The Orpheus Choir, directed by Brent Stewart with Thomas Gaynor (organ); Music by MacMillan and Bernstein.
This concert attracted a very large audience to St Paul’s Cathedral and they were rewarded with music of dramatic contrasts; from the severe, almost medieval starkness of James MacMillan’s Seven Last Words From the Cross to Leonard Bernstein’s settings of psalms in his familiar mix of Broadway and sweet lyricism – Chichester Psalms.
I missed a performance of the MacMillan work back in 2004 by The Tudor Consort but that would have featured a much smaller choir, but the larger choir here made light of its size with singing of clarity precision and bite. The work itself is repetitive, even minimalist at times, but the impact is overwhelming, reflecting the fervent Catholicism of the composer, and the vast space of the cathedral was somehow no drawback.
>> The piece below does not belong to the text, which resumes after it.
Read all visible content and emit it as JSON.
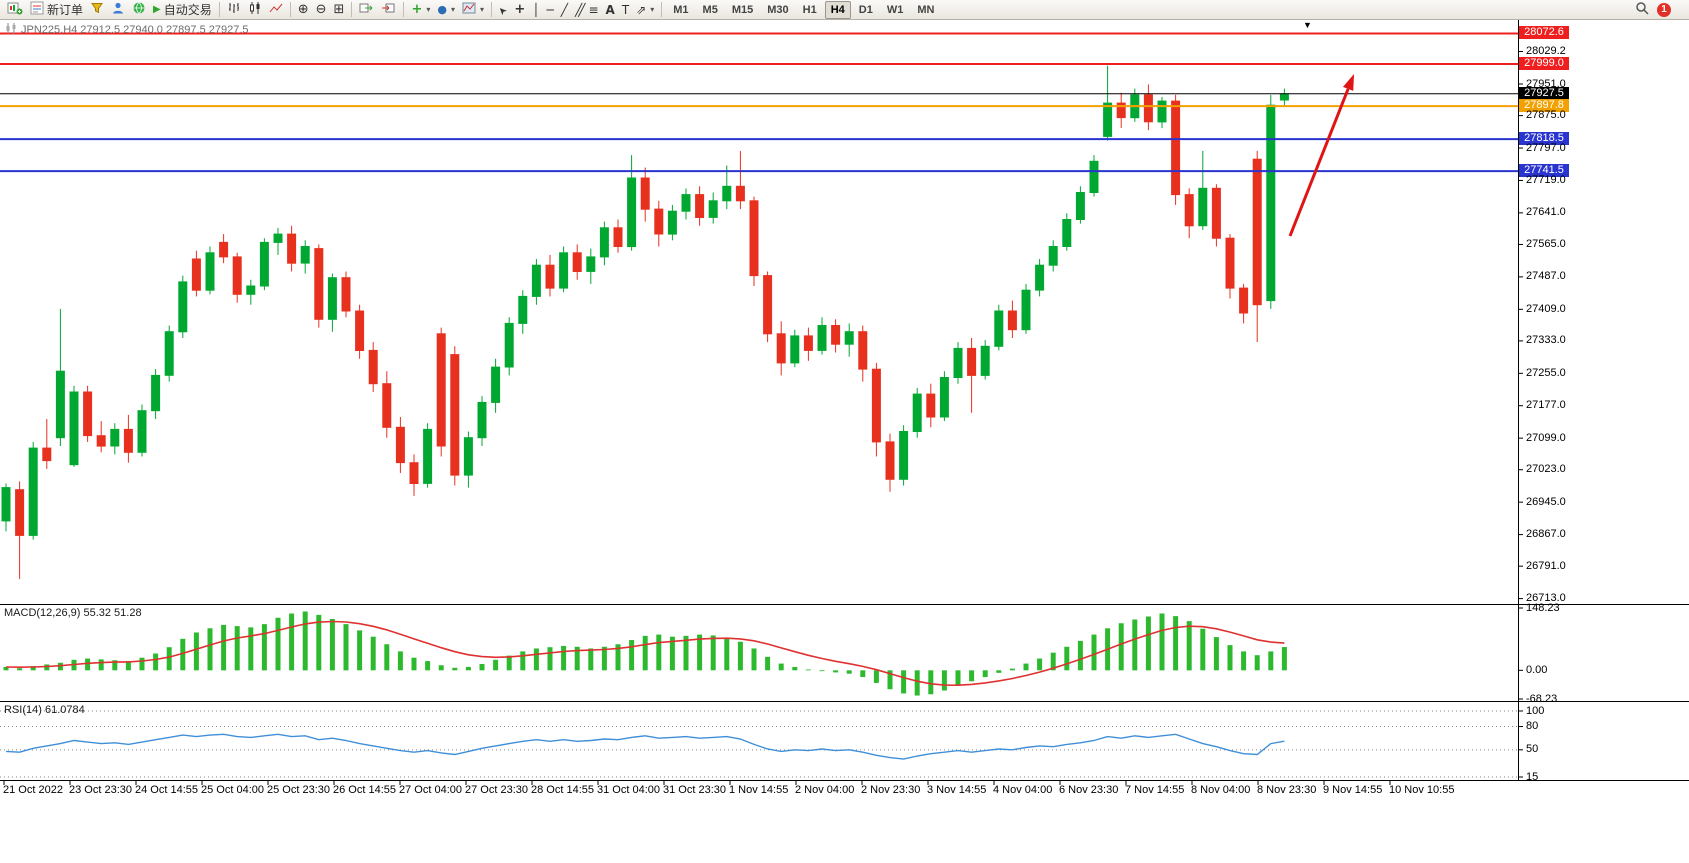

The use of an organ – the splendid Thomas Gaynor – was, however, no substitute for the intended string orchestra ( a visit to YouTube showed just how effective, and quite different, the work is with strings), but the overall impact was immensely powerful nonetheless. And the electronic organ – replacing the earthquake damaged Cathedral organ – while not offering a full range of registrations had a weight and extension that was amazing.
Bernstein’s Chichester Psalms did not fair quite so well. Here the acoustic blurred the edges of the music – maybe Chichester Cathedral is better in this respect or maybe the choir was simply too big. Nevertheless, there were some lovely moments, none more so than the Lord is My Shepherd sung by boy soprano Liam Squire with that touching inaccuracy that is a feature of trebles. No orchestra, but organ again and the percussion of Grant Myhill and the piano of the excellent Thomas Nikora giving us the necessary Bernstein oomph.
Thomas Gaynor played an encore – the finale from Widor’s Symphony No.6 – and an appeal was made for the organ repair fund.